WASHINGTON (Reuters) - The Supreme Court said on Monday it will take the rare step of considering a tax case, one with hundreds of millions of dollars at stake and broad implications for companies with businesses abroad and for the Internal Revenue Service.
The court agreed to hear an appeal by PPL Corp, a Pennsylvania-based utility and energy holding company, in a case addressing when a company can claim U.S. tax credits to offset taxes it has already paid to a foreign government.
The case is being watched by a range of U.S. utility companies, including American Electric Power Co Inc and Entergy Corp, but the foreign tax credit question extends well beyond the power business.
A Supreme Court win for the IRS would give the agency more authority to challenge foreign tax credit claims where the law may be vague, said Jerold Cohen, a partner at law firm Sutherland Asbill & Brennan LLP and a former IRS chief counsel.
“The issue is relevant to any international company,” Cohen said. “The (Supreme) Court takes very few tax cases.”
PPL is appealing a December 2011 decision by the 3rd U.S. Circuit Court of Appeals in Philadelphia. In a related dispute, the 5th U.S. Circuit Court of Appeals in New Orleans ruled in June 2012 in favor of Entergy.
Both cases involve tax credits claimed by utility companies after they paid a “windfall tax” imposed by the United Kingdom.
U.S. utility companies acquired stakes in 32 UK power companies when they were privatized in the 1980s and 1990s.

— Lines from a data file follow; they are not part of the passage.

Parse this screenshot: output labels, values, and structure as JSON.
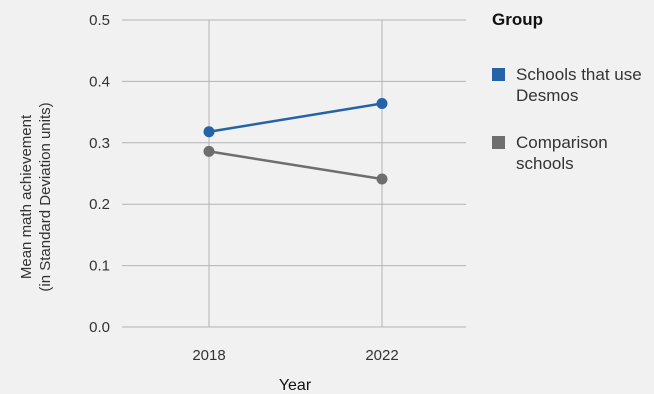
{
  "chart_data": {
    "type": "line",
    "x": [
      "2018",
      "2022"
    ],
    "series": [
      {
        "name": "Schools that use Desmos",
        "values": [
          0.318,
          0.364
        ],
        "color": "#2563a8"
      },
      {
        "name": "Comparison schools",
        "values": [
          0.286,
          0.241
        ],
        "color": "#6e6e6e"
      }
    ],
    "xlabel": "Year",
    "ylabel": "Mean math achievement",
    "ylabel_line2": "(in Standard Deviation units)",
    "ylim": [
      0,
      0.5
    ],
    "yticks": [
      "0.0",
      "0.1",
      "0.2",
      "0.3",
      "0.4",
      "0.5"
    ],
    "legend_title": "Group",
    "legend_position": "right",
    "grid": true
  }
}
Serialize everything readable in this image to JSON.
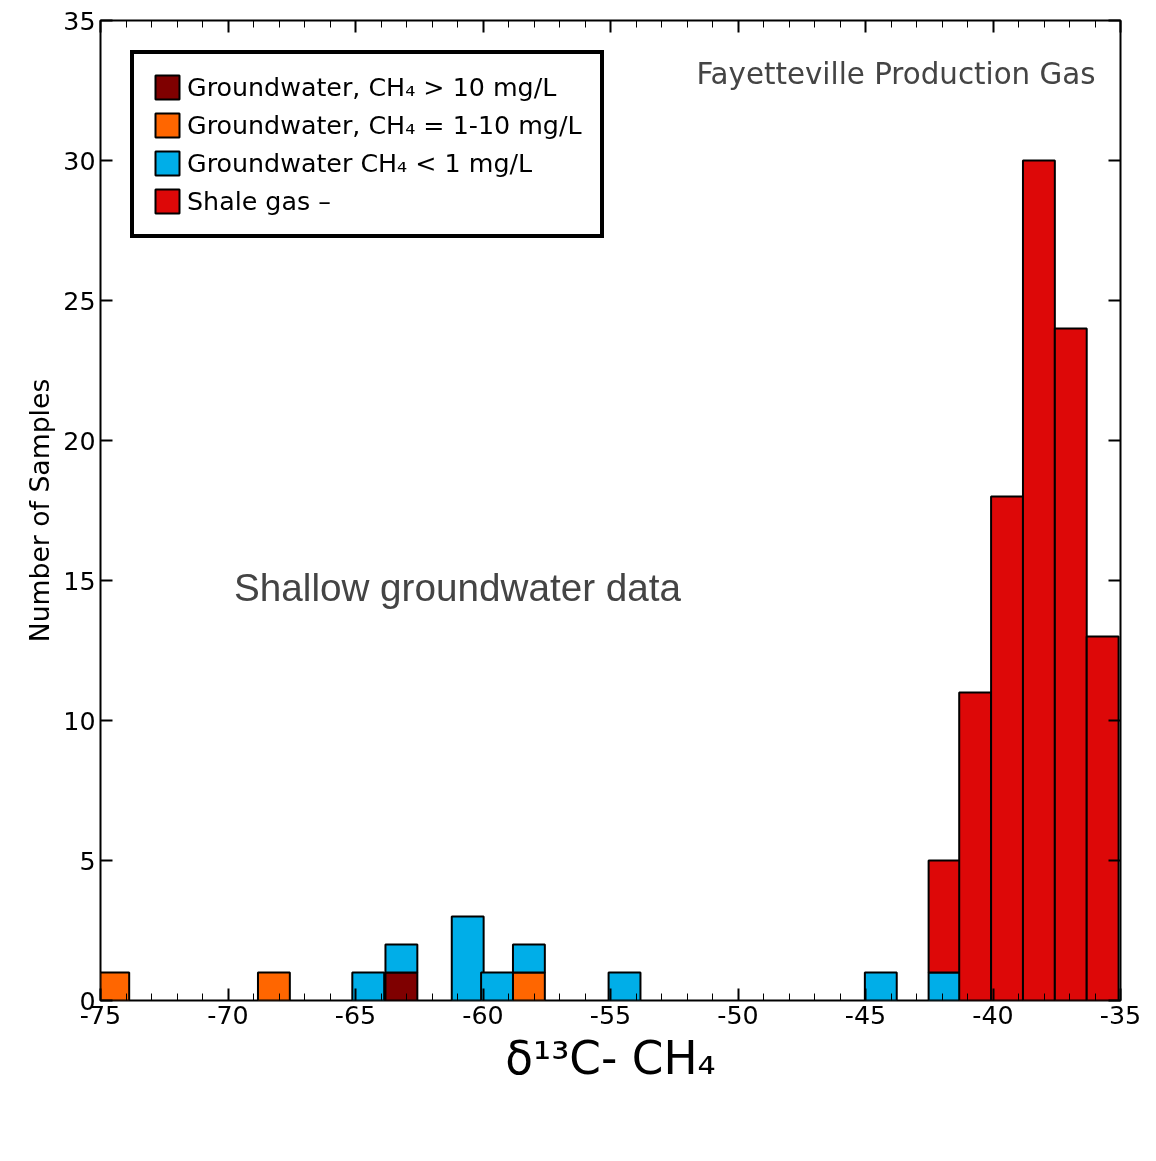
{
  "chart_data": {
    "type": "bar",
    "stacked": true,
    "xlabel": "δ¹³C- CH₄",
    "ylabel": "Number of Samples",
    "annotations": [
      "Fayetteville Production Gas",
      "Shallow groundwater data"
    ],
    "x": [
      -74.5,
      -68.2,
      -64.5,
      -63.2,
      -60.6,
      -59.45,
      -58.2,
      -54.45,
      -44.4,
      -41.9,
      -40.7,
      -39.45,
      -38.2,
      -36.95,
      -35.7
    ],
    "series": [
      {
        "name": "Groundwater, CH₄ > 10 mg/L",
        "color": "#7f0000",
        "values": [
          null,
          null,
          null,
          1,
          null,
          null,
          null,
          null,
          null,
          null,
          null,
          null,
          null,
          null,
          null
        ]
      },
      {
        "name": "Groundwater, CH₄ = 1-10 mg/L",
        "color": "#ff6600",
        "values": [
          1,
          1,
          null,
          null,
          null,
          null,
          1,
          null,
          null,
          null,
          null,
          null,
          null,
          null,
          null
        ]
      },
      {
        "name": "Groundwater CH₄ < 1 mg/L",
        "color": "#00aee8",
        "values": [
          null,
          null,
          1,
          1,
          3,
          1,
          1,
          1,
          1,
          1,
          null,
          null,
          null,
          null,
          null
        ]
      },
      {
        "name": "Shale gas –",
        "color": "#dd0808",
        "values": [
          null,
          null,
          null,
          null,
          null,
          null,
          null,
          null,
          null,
          4,
          11,
          18,
          30,
          24,
          13
        ]
      }
    ],
    "xlim": [
      -75,
      -35
    ],
    "xticks": [
      -75,
      -70,
      -65,
      -60,
      -55,
      -50,
      -45,
      -40,
      -35
    ],
    "ylim": [
      0,
      35
    ],
    "yticks": [
      0,
      5,
      10,
      15,
      20,
      25,
      30,
      35
    ],
    "grid": false,
    "legend": "top left"
  }
}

In response to a public backlash in the UK that the privatized companies had been sold too cheaply, the British government imposed one-time windfall taxes on those companies. U.S. companies that had to pay the windfall tax claimed foreign income tax credits from the IRS.
But the IRS rejected their claims, saying the windfall taxes were based not on the British companies’ profits, which could be credited, but on their unrealized value, which could not.
PPL had recorded a $39 million expense in the fourth quarter of 2011 because of the 3rd Circuit ruling and Entergy could owe $239 million in taxes and interest, the companies said in regulatory filings.
Several groups, including the Cato Institute and Goldwater Institute, filed briefs supporting the companies.
A Supreme Court decision is expected by the end of June.
The case is PPL Corp et al v. Commissioner of Internal Revenue, U.S. Supreme Court, No. 12-43.